Licht argues that Israel in particular should have a vested interest in expediting regulation since it is already a hub of automotive technology. “If we can provide the regulatory framework, the industry players will come here to set up their projects and boost the entire ecosystem,” he said.
The revolution is just around the corner. The industry has seemingly collectively agreed that privately-owned autonomous cars are not yet in the cards and that the first self-driving vehicles to hit the streets will take the form of shuttles for urban transportation.
Autonomous vehicles are just around the corner. Photo: Shutterstock
Intel-owned and Israeli-founded Mobileye, which is one of the companies Licht represents, has announced its plans to set up a fleet of robotaxis as early as 2022, and other companies are looking at similar timeframes.

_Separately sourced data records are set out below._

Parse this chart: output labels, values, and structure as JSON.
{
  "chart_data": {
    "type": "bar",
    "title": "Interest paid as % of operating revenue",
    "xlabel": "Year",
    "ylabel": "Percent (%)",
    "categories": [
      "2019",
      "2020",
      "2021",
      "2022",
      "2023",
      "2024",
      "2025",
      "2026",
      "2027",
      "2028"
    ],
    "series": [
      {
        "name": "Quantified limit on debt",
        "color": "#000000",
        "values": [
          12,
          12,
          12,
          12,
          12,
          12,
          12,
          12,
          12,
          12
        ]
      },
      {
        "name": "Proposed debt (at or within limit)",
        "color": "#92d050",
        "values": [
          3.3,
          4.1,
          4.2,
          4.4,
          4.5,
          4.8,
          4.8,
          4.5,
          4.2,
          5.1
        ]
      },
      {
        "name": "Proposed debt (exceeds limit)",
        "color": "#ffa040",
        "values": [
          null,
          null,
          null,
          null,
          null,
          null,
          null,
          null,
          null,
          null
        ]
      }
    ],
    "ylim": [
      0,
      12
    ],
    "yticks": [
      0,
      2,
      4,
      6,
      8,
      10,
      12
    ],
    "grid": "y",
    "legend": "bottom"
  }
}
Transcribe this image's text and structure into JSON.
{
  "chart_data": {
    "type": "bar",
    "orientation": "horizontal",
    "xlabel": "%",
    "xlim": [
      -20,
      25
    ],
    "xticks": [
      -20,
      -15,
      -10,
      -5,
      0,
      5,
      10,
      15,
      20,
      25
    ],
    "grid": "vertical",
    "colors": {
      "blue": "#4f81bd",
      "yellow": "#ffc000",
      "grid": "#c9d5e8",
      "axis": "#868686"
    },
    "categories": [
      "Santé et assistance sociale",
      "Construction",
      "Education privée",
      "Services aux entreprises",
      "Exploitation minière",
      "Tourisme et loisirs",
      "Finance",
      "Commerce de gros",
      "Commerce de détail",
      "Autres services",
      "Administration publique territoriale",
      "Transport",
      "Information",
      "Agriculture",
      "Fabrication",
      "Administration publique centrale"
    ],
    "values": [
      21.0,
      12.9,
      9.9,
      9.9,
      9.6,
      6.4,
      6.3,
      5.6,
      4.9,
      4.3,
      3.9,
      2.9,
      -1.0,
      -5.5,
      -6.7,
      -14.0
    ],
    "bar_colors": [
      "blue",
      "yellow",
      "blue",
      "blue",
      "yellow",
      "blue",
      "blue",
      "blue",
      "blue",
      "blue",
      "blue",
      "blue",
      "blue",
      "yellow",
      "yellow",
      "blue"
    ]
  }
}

Israel, Licht said, does not want to fall behind or wait for others to regulate first.
“Usually what happens is that we wait for international regulatory bodies to set the tone and draw local regulations from them, but Israel doesn’t want to fall behind and should already be preparing,” Licht said, noting that countries like the U.K., Germany, The Netherlands, and France in Europe, or Singapore, China, South Korea, and Japan in Asia, and even in the state level in the U.S. are all setting their sites on 2022 or 2023 and if Israel wants to compete it needs to close the gaps.
“I think Israel is aware of the situation and realizes that it needs to move ahead. A promising sign was the announcement last month by the Ministry of Transportation of the framework for carrying out self-driving vehicle tests, it’s just a matter of convening all the relevant bodies and advancing legislation in time,” he said.
Asked whether Israel, which is notoriously slow at advancing reforms, is capable of meeting the challenge, Licht estimated that it could. “There is an understanding of what’s at stake and a willingness on the part of government bodies like the transportation ministry, the finance ministry, and the Israel Innovation Authority to advance regulation. All we need is execution.”
Licht compares it to elevator operators of old. “You used to have a person that would push the buttons. It provided users a sense of security knowing a human was in control. Nowadays every child can operate an elevator and we don’t think twice about it.”
“There is a huge advantage of being an early adopter when it comes to these technologies over which there is fierce global competition and being too conservative can cost you. I just hope people here have the courage to attempt to be first.”